Three municipalities, general practitioners, pre-hospital service and an emergency department (ED) in Central Denmark Region have organized the first HaH treatment model across disciplines and sectors. Specialists in the ED and the municipal acute teams provide HaH treatment for elderly acute ill patients. However, the model has not yet been evaluated.
The aim of this study is to optimize the HaH treatment model for elderly acute ill patients. The objective is to increase patient satisfaction and optimize the use of resources in healthcare by avoiding unnecessary hospitalizations that impair and prolong treatment.
This study is an open label randomized controlled trial (RCT) with a 1:2 allocation ratio of acute hospital admission versus HaH. During a pilot period, we tested and adapted the patient pathway of HaH to the practical reality, before we start the randomization for the RCT study. We will investigate the clinical effects and health economic consequences of HaH treatment compared with standard hospital treatment.
Full description
Background
The Danish population that is above 65 years of age is expected to increase from 16% today to 25% in 2042. This will result in a larger demand for health care services, which is a task that the Danish hospital sector cannot perform alone. Emergency hospital admissions are not the best solution for treatment of all patients.

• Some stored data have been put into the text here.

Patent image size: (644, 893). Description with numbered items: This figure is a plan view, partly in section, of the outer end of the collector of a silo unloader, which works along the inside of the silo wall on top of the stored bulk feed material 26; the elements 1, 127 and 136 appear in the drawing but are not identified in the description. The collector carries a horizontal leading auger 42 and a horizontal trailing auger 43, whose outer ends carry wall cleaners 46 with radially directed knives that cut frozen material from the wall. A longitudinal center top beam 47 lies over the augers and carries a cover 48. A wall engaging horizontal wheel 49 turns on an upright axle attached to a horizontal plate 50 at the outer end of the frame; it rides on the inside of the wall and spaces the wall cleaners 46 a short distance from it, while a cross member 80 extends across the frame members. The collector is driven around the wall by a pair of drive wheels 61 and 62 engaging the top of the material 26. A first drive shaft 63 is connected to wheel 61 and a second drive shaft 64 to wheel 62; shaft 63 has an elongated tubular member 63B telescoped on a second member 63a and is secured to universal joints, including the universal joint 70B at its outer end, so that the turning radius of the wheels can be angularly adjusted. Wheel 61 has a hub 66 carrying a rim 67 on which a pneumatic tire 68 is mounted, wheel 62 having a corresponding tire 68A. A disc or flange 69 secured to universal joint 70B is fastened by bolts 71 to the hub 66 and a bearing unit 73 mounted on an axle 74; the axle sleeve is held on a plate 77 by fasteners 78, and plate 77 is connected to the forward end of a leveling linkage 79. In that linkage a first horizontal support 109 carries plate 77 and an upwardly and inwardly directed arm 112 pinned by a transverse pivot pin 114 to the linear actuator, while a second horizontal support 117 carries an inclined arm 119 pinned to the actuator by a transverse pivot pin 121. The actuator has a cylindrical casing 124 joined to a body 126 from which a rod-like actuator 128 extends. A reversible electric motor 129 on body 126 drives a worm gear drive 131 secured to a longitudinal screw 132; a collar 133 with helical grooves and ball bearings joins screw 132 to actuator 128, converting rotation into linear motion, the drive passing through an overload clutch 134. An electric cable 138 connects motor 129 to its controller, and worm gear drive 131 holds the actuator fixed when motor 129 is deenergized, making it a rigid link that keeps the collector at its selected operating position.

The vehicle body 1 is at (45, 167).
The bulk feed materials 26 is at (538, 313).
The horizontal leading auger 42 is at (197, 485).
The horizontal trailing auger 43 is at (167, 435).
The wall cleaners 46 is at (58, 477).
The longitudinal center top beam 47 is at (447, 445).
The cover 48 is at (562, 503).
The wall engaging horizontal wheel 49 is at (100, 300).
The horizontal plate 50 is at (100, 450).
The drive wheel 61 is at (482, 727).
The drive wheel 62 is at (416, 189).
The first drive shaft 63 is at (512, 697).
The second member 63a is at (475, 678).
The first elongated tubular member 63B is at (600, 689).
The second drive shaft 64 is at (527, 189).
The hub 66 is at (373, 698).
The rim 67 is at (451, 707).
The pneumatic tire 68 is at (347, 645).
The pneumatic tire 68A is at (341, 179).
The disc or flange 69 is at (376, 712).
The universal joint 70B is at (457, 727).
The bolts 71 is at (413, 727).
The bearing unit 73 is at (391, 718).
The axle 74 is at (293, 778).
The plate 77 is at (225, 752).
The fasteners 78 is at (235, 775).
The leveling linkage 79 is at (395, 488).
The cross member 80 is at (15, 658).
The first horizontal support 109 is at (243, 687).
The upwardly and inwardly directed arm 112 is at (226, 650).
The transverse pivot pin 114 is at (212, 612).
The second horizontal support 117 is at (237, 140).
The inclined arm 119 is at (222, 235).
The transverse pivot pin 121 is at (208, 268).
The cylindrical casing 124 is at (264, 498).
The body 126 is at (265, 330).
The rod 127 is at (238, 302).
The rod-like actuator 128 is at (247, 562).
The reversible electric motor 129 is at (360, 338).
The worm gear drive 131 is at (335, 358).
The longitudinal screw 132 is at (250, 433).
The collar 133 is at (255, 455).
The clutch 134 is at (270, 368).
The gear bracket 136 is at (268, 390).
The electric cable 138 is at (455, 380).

For elderly, frail citizens an emergency admission is a big change in the daily life and often means a great risk of infection and delirium and loss of functional ability which takes a long time to regain.
The group of elderly medical patients is a broad group that demand a coherent and cross-sectoral treatment. This patient group is often only hospitalized for a short period. The hospitalization of these patients with rather uncomplicated treatment could possibly have been prevented if the collaboration between hospital, general practitioners (GPs), pre-hospital service and municipalities had been improved further.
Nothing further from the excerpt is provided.